Quanti sono, in Campania e in Molise, i minori o comunque i giovani sotto i ventuno anni che hanno avuto o hanno problemi con la giustizia?

Posso rispondervi solo in maniera parziale, in quanto la competenza in materia è del Dipartimento per la giustizia minorile. I dati in nostro possesso, forniti dal Centro per la giustizia minorile, riguardano i giovani ristretti negli istituti minorili della Campania (nel Molise vi è solo l’Ufficio di Servizio sociale minorile) al 10 agosto 2004: sono 110, di cui 68 negli istituti penali e 42 in comunità per misura cautelare o di sicurezza. I giovani adulti ristretti presso le strutture carcerarie della Campania, invece, rappresentano almeno il 35 per cento dell’intera popolazione detenuta nella regione.

 

Cosa risponderebbe a chi invoca pene più severe per i minorenni autori di reati?

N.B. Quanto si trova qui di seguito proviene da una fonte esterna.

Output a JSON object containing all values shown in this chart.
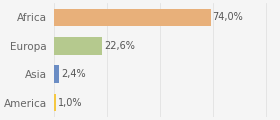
{
  "categories": [
    "America",
    "Asia",
    "Europa",
    "Africa"
  ],
  "values": [
    1.0,
    2.4,
    22.6,
    74.0
  ],
  "bar_colors": [
    "#f5c842",
    "#6b8dc4",
    "#b5c98e",
    "#e8b07a"
  ],
  "labels": [
    "1,0%",
    "2,4%",
    "22,6%",
    "74,0%"
  ],
  "xlim": [
    0,
    105
  ],
  "background_color": "#f5f5f5",
  "label_fontsize": 7,
  "tick_fontsize": 7.5,
  "bar_height": 0.62
}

L’istituzione carcere non rappresenta la panacea per risolvere il problema della devianza giovanile, se non per casi estremi che richiedono un provvedimento restrittivo della persona, per la gravità e la pericolosità del reato commesso. Prima di ripensare a un’ulteriore riforma, sarebbe il caso di rendere operativa in tutta la realtà nazionale la normativa già esistente. In genere un sistema giudiziario viene modificato se risulta inadeguato (e non è certo il nostro caso) o se non risponde ai criteri di sicurezza sociale. E credo che questa seconda ipotesi potrebbe rappresentare una delle più forti motivazioni a sostegno di chi invoca pene più severe nei confronti dei minorenni. In realtà una prima risposta al bisogno di sicurezza della società c’è, ed è la prevenzione, quando viene realizzata attraverso una concertazione costante tra tutti gli organismi, istituzionali e non, presenti sul territorio e preposti a tale compito. Un’altra risposta potrebbe essere la mediazione tra il reo e la società la quale, se esercitata con mezzi e risorse adeguati, contribuirebbe a cautelare ulteriormente il cittadino.

 

Più in generale: per quanto riguarda invece l’area penale esterna della quale lei si occupa, com’è la situazione in Campania?

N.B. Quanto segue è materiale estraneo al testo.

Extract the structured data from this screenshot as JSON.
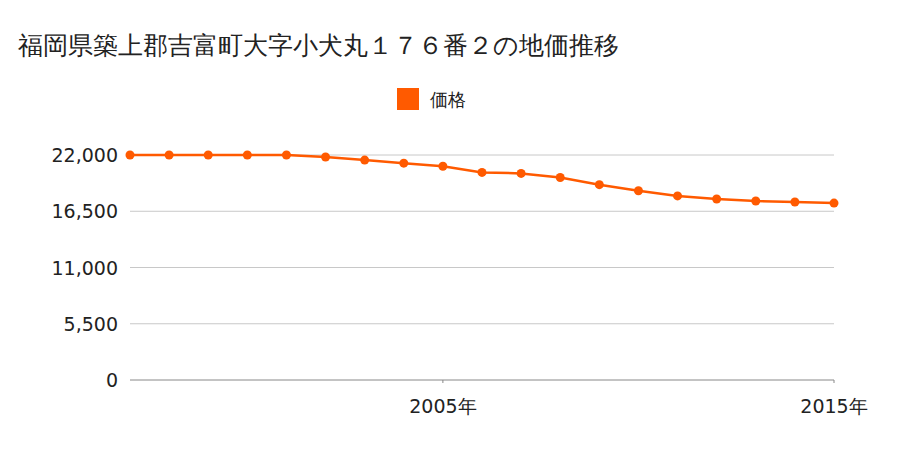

In Campania i soggetti attualmente seguiti dai Centri di servizio sociale per adulti superano le 8.800 unità. Di questi, oltre 4.600 sono in esecuzione penale esterna e circa 900 in attesa di definizione da parte del Tribunale di sorveglianza. Com’è noto, il territorio della Campania presenta un’attività criminale radicata e organizzata, che incide anche sull’individuazione di validi percorsi di reinserimento, soprattutto per quanto riguarda il settore lavorativo. A questo si aggiunge un alto tasso di disoccupazione e una carenza di offerte occupazionali da parte delle aziende, le cui attività sono già ridimensionate a causa della crisi economica attuale. Ma nonostante questa situazione, anche nella nostra regione si può affermare la validità delle misure alternative alla detenzione: questi percorsi, pur dibattendosi tra difficoltà organizzative e strutturali (carenza di personale nei Centri di servizio sociale, poca ricettività da parte del territorio, ritardo nell’attuazione della legge sull’assistenza, la 328 del 2000, presenza della criminalità organizzata), registrano un moderato tasso di recidiva.

 

Che possibilità offrono, ai fini del reinserimento nella società, gli istituti di pena della Campania, e quali sono invece le difficoltà che si incontrano?

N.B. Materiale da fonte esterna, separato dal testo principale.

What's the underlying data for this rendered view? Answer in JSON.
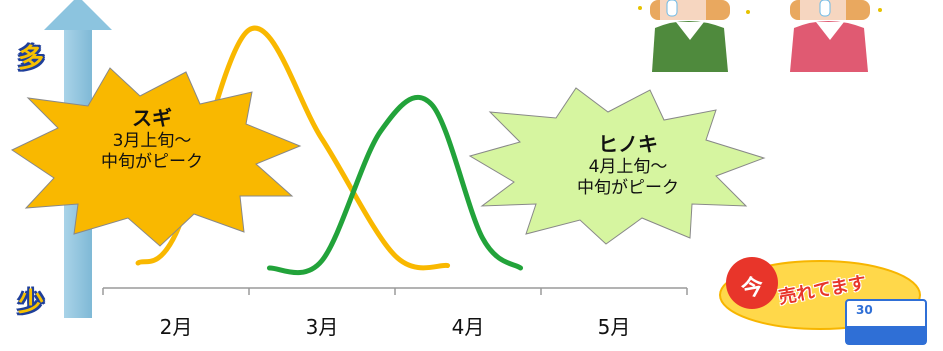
{
  "chart_data": {
    "type": "line",
    "title": "",
    "xlabel": "",
    "ylabel": "",
    "categories": [
      "2月",
      "3月",
      "4月",
      "5月"
    ],
    "x_range": [
      1.5,
      5.5
    ],
    "y_range": [
      0,
      100
    ],
    "y_axis_top_label": "多",
    "y_axis_bottom_label": "少",
    "series": [
      {
        "name": "スギ",
        "color": "#f9b800",
        "x": [
          1.74,
          2.0,
          2.5,
          3.0,
          3.5,
          3.86
        ],
        "y": [
          2,
          14,
          96,
          52,
          5,
          1
        ]
      },
      {
        "name": "ヒノキ",
        "color": "#22a33a",
        "x": [
          2.64,
          3.0,
          3.4,
          3.75,
          4.1,
          4.36
        ],
        "y": [
          0,
          3,
          55,
          66,
          12,
          0
        ]
      }
    ],
    "annotations": [
      {
        "title": "スギ",
        "line1": "3月上旬～",
        "line2": "中旬がピーク",
        "color": "#f9b800"
      },
      {
        "title": "ヒノキ",
        "line1": "4月上旬～",
        "line2": "中旬がピーク",
        "color": "#d6f5a0"
      }
    ],
    "grid": false,
    "legend": "none"
  },
  "ad": {
    "text": "売れてます",
    "kanji": "今",
    "count": "30"
  }
}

Questo Provveditorato ha promosso delle azioni per allargare e migliorare le opportunità di reinserimento, coinvolgendo la Regione, le Province, le associazioni e il mondo del lavoro. L’obiettivo è avviare a implementare, in tutte le strutture carcerarie di competenza di questo Provveditorato, percorsi formativi che abbiano garanzia di continuità anche nel caso di ammissione a una misura alternativa dalla detenzione, e comunque rispondenti alle reali esigenze del mondo del lavoro. Questa nuova modalità operativa, ancora in via di definizione, consente di coniugare la finalità rieducativa del carcere con una reale opportunità di tornare a far parte della società.